We clearly still have plasmid DNA contamination even after a double DNase treatment. Which surprised us, because doing a double DNase treatment should have removed all of the contaminating DNA.
Figure 2 | DNA gel electrophoresis after a PCR that amplifies a region on our plasmid.
Troubleshooting
Thanks to some brainwork we got to a hypothesis that could explain this problem. Because we used a high copy number plasmid (ORI: pMB1), the proportion of plasmid DNA is far higher than the proportion of genomic DNA. The manufacturer advised to use a more rigorous treatment, but could not assure us that all traces of plasmid DNA will be removed because we are using a high copy number plasmid. So we had to find another way around of this problem.
After advice from dr. Basak Ozturk we decided to go for a restriction digest on the RNA samples. We figured that we’d best cut it with an enzyme that cuts the fragments that will be amplified in the qPCR itself. On this way the contaminating DNA will not be amplified while the cDNA will be correctly amplified and we could take unbiased conclusions.So we went looking for a good restriction enzyme that does the job perfectly for our two genes of interest.
New hopes crushed
The MvaI restriction enzyme should cut inside both of the qPCR amplified regions (the regions between the “blue boxes”), so that only linear amplification is possible there and that interference should be eliminated.
Unfortunately, after running some PCR’s and DNA electrophoresis gels to check whether we finally got rid of our contaminating DNA, we still had a disappointing result (see figure 4).
It might not be clear on the images but all our samples still show bands which means that our digestion-trick did not work.
This means that we are unable to remove the contaminating plasmid DNA. As previously mentioned we think that is due to the fact that the proportion of plasmid DNA is far higher than the proportion of genomic DNA, as we used a high copy number plasmid. This higher proportion of plasmid DNA is very hard to remove using DNase treatment.
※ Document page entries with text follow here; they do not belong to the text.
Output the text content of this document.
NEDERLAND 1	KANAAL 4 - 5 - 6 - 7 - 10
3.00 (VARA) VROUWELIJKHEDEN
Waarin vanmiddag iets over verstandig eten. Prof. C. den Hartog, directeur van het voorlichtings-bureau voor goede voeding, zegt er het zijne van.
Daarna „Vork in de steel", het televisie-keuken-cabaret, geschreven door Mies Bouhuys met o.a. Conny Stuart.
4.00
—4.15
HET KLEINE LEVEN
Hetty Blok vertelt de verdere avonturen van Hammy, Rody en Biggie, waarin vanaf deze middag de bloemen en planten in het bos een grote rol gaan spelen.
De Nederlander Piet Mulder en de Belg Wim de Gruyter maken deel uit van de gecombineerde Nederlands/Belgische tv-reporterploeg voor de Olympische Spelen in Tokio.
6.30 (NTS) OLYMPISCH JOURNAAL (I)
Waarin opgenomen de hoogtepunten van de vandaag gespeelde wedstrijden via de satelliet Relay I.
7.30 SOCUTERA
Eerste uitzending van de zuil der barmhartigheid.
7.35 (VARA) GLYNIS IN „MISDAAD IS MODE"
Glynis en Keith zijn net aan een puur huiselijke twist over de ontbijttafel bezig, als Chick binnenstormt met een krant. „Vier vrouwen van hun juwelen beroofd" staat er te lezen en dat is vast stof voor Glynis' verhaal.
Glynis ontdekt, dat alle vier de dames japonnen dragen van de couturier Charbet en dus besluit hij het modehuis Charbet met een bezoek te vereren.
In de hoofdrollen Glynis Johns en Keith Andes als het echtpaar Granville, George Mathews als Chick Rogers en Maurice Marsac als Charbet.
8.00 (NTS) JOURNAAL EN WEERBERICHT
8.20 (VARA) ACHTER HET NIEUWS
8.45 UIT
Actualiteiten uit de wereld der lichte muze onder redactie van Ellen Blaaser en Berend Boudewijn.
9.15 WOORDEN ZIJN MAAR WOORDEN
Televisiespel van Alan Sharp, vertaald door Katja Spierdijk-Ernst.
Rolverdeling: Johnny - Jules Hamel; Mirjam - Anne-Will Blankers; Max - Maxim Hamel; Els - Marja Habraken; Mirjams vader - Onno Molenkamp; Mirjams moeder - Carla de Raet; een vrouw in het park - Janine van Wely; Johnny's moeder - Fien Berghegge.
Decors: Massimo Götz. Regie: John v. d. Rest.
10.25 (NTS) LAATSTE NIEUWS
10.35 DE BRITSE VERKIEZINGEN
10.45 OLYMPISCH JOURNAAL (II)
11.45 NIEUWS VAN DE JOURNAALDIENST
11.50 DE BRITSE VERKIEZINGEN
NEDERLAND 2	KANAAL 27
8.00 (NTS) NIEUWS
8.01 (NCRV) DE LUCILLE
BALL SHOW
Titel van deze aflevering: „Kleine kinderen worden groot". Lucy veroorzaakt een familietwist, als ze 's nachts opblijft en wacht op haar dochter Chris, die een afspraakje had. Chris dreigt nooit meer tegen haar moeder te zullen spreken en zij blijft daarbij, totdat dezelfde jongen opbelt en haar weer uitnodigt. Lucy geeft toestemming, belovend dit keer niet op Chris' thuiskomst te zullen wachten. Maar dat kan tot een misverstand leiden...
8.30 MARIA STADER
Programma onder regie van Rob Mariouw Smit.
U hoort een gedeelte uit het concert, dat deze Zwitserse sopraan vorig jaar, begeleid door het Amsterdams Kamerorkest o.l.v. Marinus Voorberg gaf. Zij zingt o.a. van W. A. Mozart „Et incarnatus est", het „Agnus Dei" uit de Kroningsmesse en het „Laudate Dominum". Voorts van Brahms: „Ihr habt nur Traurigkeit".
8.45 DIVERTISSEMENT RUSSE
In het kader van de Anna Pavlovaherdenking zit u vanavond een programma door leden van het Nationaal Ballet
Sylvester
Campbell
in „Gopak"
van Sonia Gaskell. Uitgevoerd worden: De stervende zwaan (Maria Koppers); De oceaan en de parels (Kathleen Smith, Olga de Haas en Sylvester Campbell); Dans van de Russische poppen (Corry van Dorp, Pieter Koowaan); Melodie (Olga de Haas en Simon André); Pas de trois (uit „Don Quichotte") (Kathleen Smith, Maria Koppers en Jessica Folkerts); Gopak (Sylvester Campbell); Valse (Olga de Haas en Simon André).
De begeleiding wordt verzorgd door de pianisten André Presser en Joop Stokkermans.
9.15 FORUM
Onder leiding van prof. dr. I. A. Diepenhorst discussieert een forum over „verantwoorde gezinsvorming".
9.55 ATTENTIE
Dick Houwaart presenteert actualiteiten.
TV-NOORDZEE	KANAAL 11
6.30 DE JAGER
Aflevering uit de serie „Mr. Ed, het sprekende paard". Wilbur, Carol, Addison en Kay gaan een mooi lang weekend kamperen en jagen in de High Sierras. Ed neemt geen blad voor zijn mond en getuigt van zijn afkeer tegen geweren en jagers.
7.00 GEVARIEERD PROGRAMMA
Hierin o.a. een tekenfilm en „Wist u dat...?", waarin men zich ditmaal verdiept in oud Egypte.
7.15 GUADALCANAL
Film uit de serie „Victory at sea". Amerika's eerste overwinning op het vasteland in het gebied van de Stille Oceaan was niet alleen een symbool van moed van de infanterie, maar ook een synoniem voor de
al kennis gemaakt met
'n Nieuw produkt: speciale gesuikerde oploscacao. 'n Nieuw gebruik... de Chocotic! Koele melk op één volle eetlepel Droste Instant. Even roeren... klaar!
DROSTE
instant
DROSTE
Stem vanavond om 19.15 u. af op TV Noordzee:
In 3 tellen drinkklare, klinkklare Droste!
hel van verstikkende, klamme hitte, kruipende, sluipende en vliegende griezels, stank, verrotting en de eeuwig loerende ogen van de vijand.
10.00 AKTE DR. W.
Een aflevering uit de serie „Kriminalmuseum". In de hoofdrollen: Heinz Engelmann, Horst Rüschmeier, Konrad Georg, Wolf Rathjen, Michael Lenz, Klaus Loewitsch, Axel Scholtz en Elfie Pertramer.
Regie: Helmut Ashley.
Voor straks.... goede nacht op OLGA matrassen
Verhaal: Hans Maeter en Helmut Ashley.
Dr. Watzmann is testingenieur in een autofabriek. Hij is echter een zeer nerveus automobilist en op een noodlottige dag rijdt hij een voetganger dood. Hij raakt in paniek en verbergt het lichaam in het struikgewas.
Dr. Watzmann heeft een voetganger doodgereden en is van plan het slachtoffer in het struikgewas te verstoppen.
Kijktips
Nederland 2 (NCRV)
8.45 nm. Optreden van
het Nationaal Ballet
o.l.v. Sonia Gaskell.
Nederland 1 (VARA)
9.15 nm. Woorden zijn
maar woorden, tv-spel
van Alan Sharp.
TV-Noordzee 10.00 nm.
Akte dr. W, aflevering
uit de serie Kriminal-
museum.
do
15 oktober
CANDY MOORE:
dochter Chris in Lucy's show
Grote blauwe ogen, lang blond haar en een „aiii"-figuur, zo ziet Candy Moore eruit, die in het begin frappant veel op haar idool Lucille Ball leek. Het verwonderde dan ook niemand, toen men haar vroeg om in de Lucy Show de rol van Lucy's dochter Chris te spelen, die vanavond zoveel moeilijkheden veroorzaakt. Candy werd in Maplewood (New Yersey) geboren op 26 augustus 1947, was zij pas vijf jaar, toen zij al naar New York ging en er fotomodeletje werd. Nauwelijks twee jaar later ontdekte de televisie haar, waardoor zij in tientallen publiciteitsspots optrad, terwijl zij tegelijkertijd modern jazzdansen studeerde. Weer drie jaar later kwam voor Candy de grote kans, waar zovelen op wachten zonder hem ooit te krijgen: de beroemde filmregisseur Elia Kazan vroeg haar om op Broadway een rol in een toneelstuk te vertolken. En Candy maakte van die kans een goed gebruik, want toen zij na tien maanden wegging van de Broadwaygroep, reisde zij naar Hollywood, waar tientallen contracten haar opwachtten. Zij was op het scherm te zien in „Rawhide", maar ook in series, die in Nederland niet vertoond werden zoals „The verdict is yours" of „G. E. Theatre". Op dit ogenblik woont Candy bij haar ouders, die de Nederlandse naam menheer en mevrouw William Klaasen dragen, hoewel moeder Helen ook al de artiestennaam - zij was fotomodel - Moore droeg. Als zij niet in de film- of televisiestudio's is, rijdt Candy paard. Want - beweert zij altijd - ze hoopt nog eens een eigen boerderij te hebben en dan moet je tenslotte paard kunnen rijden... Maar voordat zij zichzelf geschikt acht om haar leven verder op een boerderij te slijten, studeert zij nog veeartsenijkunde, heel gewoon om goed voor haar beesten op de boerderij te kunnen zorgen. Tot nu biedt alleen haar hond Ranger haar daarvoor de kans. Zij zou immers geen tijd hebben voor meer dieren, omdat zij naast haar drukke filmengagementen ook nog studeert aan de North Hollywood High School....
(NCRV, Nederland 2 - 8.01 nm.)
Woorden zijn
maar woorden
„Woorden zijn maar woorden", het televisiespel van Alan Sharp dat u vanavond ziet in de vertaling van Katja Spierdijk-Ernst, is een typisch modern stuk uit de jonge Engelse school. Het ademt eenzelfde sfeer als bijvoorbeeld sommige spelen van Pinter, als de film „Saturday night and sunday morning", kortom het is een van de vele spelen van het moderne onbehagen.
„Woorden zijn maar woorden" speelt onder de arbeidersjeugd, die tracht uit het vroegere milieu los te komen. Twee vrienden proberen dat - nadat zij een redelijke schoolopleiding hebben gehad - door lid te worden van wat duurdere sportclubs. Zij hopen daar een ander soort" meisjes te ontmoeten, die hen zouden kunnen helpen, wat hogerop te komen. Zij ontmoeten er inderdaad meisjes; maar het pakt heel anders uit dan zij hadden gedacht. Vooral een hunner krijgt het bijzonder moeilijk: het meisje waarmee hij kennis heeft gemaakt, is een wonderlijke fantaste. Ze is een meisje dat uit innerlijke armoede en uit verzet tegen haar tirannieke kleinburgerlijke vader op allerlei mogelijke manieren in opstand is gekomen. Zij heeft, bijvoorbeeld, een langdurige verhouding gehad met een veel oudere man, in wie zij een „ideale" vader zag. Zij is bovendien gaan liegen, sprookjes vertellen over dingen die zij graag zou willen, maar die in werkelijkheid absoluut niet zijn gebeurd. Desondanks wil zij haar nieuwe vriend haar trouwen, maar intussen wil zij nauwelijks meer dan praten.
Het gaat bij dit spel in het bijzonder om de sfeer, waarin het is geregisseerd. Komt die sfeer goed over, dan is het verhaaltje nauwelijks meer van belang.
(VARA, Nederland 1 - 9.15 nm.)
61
If we really want to go on with the qPCR, the only option is to clone our genes of interest in a low copy number vector or into the genome of our host strain. Since we were already quite busy with cloning, we decided to end the qPCR adventure here.
Figure 4 | Drawing that shows the MvaI restriction sites. The blue boxes show the primers we designed for the qPCR.
Figure 5 | DNA gel electrophoresis after two different PCR reactions where each amplifies a different region on our plasmid.
Conclusion
We decided to publish this story (even though it was unsuccesful) to warn the other teams for the difficulties that come with the removal of contaminating plasmid DNA in a RNA sample preparation.